I want to share my ultra elegant solution for 1721D - Maximum AND. Look: 169910079
In Solution of D, why (&ans) is used instead of (ans^(x&ans))? I know they are apparently the same, but how can this formula come up in mind? If it is something obvious , please tell me the trick. BledDest
I wasn't the one implementing the model solution, but I guess that it was done for the shorter code. In fact,
x & ans
represents the mask of the number thatx
should be matched with (which should be done for one of the arrays nevertheless), and for the array $$$b$$$, the value of~x & ans
is exactly the same asans ^ (x & ans)
you were mentioning. So, since exactly one of the arrays was analyzed without flipping the bits, elements that have the same value in their corresponding bit operations should be matched. If you useans ^ (x & ans)
for both arrays, you should match the valuev
from the first array with the valuev ^ ans
from the second array.Why does my D TLEed on #15? 169888012
Can someone please have a look at my submission 170673948? The basic idea is that the longest prefix of s+t matching some suffix of s+t will either have length (1) >|t| or (2) <=|t| . For the >|t| part, some (proper)suffix of s will match some suffix of s i.e the z value(wrt the z algorithm) of the index i from which the suffix starts will be n-i (0-indexing assumed). For the <=|t| part we can just brute force to obtain the answer in O(|t|^2) (to obtain prefix function values of s+t for its last |t| characters). So I first precomputed the z values of string s and then wherever z[i] was n-i, I considered all substrings, {(i+1,i+1),(i+1,i+2)...(i+max(|t|),max(n-1,i+10)) and update the 'score' values of each of these substrings. (score value of a string s1 being the prefix function value of s+s1 at the last index, considering only the case when the prefix length is larger than |s1|.) This can be done in O(max(|t|)) per i using a trie structure. Now while processing the queries, I first computed the prefix functions for case (2) as listed above using brute force in O(|t|^2) and for case(1), I just used the score values calculated for all the prefixes of t and updated the prefix function array (by taking max of answers obtained in both cases for each index). This can also in total be done in O(|t|^2) using the trie structure mentioned above. Hence the total complexity of the solution must be O(n.max(|t|)+q.(max(|t|)^2) ~ 2e7 operations which should comfortably pass in 2 seconds, however it TLEs. So can someone find some operation in my algorithm or its implementation which might be the bottleneck time complexitywise?
P.S- n is |s|.
Problem D was very helpful for me to learn bitmasking
can anyone stress test my submission 175562002 of D or tell me where i am wrong?

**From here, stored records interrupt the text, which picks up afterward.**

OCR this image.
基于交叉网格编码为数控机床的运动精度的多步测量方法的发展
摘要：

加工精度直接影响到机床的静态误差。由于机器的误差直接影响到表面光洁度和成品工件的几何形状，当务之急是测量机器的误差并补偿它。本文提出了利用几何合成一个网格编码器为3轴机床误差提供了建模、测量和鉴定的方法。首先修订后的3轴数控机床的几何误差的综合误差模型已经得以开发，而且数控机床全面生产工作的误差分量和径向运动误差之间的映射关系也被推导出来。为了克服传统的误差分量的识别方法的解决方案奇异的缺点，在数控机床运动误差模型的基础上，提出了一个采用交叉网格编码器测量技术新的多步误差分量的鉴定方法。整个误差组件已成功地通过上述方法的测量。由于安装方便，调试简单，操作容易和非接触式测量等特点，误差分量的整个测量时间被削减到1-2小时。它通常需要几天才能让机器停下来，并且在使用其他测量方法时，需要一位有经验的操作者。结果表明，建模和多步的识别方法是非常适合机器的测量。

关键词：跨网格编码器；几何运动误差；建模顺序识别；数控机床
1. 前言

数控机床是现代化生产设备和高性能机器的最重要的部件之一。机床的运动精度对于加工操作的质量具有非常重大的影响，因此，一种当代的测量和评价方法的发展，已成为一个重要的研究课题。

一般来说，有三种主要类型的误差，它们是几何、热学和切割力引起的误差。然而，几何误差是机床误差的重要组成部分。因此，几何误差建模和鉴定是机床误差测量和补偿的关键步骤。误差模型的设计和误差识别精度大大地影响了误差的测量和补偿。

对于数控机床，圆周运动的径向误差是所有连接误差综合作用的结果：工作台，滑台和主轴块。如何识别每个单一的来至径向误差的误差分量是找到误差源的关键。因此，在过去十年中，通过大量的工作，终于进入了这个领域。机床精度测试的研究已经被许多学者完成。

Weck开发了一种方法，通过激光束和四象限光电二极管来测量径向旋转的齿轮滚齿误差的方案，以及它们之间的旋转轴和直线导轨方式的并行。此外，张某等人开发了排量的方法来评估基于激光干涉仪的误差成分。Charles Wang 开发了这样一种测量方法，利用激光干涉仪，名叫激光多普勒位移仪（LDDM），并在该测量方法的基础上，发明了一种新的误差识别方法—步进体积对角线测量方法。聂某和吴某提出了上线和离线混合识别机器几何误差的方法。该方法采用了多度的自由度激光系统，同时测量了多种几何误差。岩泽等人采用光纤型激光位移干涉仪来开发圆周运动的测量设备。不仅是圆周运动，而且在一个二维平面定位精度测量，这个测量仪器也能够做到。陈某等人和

Take a look at Ticket 16280 from CF Stress for a counter example.
thank you very much!
My approach for E:
First, look up all prefixs of s which equals to the suffix of same length. They can be find by calculating the prefix function of s in O(|s|). Then, for a certain prefix s[0...j-1], we store the result of s[j], s[j...j+1], s[j...j+2], ... , s[j...j+9] into a HashMap (where I used key of type int64, because |t|<=10 and number of smallcase letters is 26, which is smaller than (1<<5)=32, so we could use 5 bits for a letter and 50 bits for encoding a string t, which would not cause any collision, and the process can be done by bit operations otherwise may cause TLE). Also we should not let the value of the same key being smaller in the process.
Then for any query of t, we look the value of t[0...i], if we find the value, it will be outputed directly. Otherwise the value must be <=10, then we can find it by brute force.
The time complexity of preparation is O(|s|*|t|), and for each query is O(|t|^3). Total time complexity is O(|s|*|t|+q*|t|^3), which is at most about 10^8, fits the time limit.